Mother holding newborn in birthing tub after home water birth.

March 25, 2024
By Jessica Kim, Drexel University College of Medicine

Pregnant people in the United States have many options when it comes to planning what their labor and delivery experience looks like. Common options include home delivery, various types of delivery centers and the hospital. In the United States and other western countries, hospital deliveries have largely become the default. Each option comes with its own benefits and downsides. Aside from pregnant people who are identified as high-risk pregnancies and should unequivocally plan to deliver in the hospital, others have more options to consider1.

Labor and delivery at home can be attractive for many reasons. It allows pregnant people to have this sacred experience in the comfort of their own home. At home, there are no restrictions on the number of people that can be in the room to provide support during the labor and delivery process, as there may be in delivery centers and hospitals. Naturally, pregnant people that deliver at home are less likely to receive invasive procedures such as a C-section. These benefits must be weighed against the risks associated with at home delivery. A retrospective cohort study published in 2015 by researchers in Oregon demonstrated that there was a higher risk of perinatal death and increased odds for neonatal seizures among those who planned out-of-hospital births2. On this note, the major drawback of delivering at home is the risk of an emergency. Approximately 15% of planned at-home births result in transfer to the hospital3. If something unexpected arises that requires medical attention, for either mother or newborn, the time it takes to reach the hospital is critical.

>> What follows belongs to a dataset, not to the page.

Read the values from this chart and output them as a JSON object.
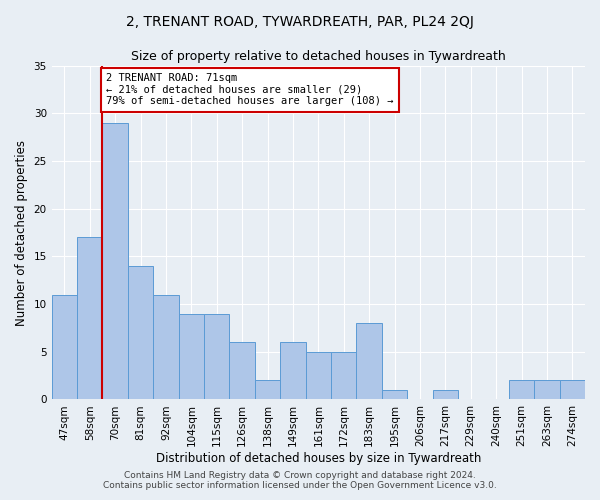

In the United States, the majority of pregnant people make the decision to deliver at the hospital. The major benefits include the availability of people and equipment required during emergency situations. Lifesaving resources like blood products, ORs and intensive care units are in close proximity and prepared for worst case scenarios. Additionally, at the hospital, pregnant patients have access to pharmacological pain relievers like neuraxial anesthesia and IV fentanyl. The trade-off to delivering in the hospital includes things like depersonalized hospital rooms and being surrounded by strangers – nurses, doctors, medical students. Most hospitals have visitor limitations and strict rules about how many people can be in the delivery room at one time. Lastly, by delivering in the hospital, patients are more likely to be subject to invasive procedures such as IVs, digital vaginal examination and C-sections. In a retrospective study published in 2020 that looked at C-section delivery rates in California hospitals, researchers found 772,529 (30.35%) of pregnancies resulted in C-section delivery4. This is consistent with the upward trend of C-sections in the U.S. and high rate compared to European and Asian countries5.

In summary, the decision whether to deliver at home or at the hospital is a personal choice that must be made by each pregnant person and their health care provider. When making this decision, some questions that pregnant people can ask themselves are: Am I someone with a high-risk pregnancy? Who do I want in the room while I deliver? How close is the nearest hospital? What does my support system look like? What will my pain relief plan look like?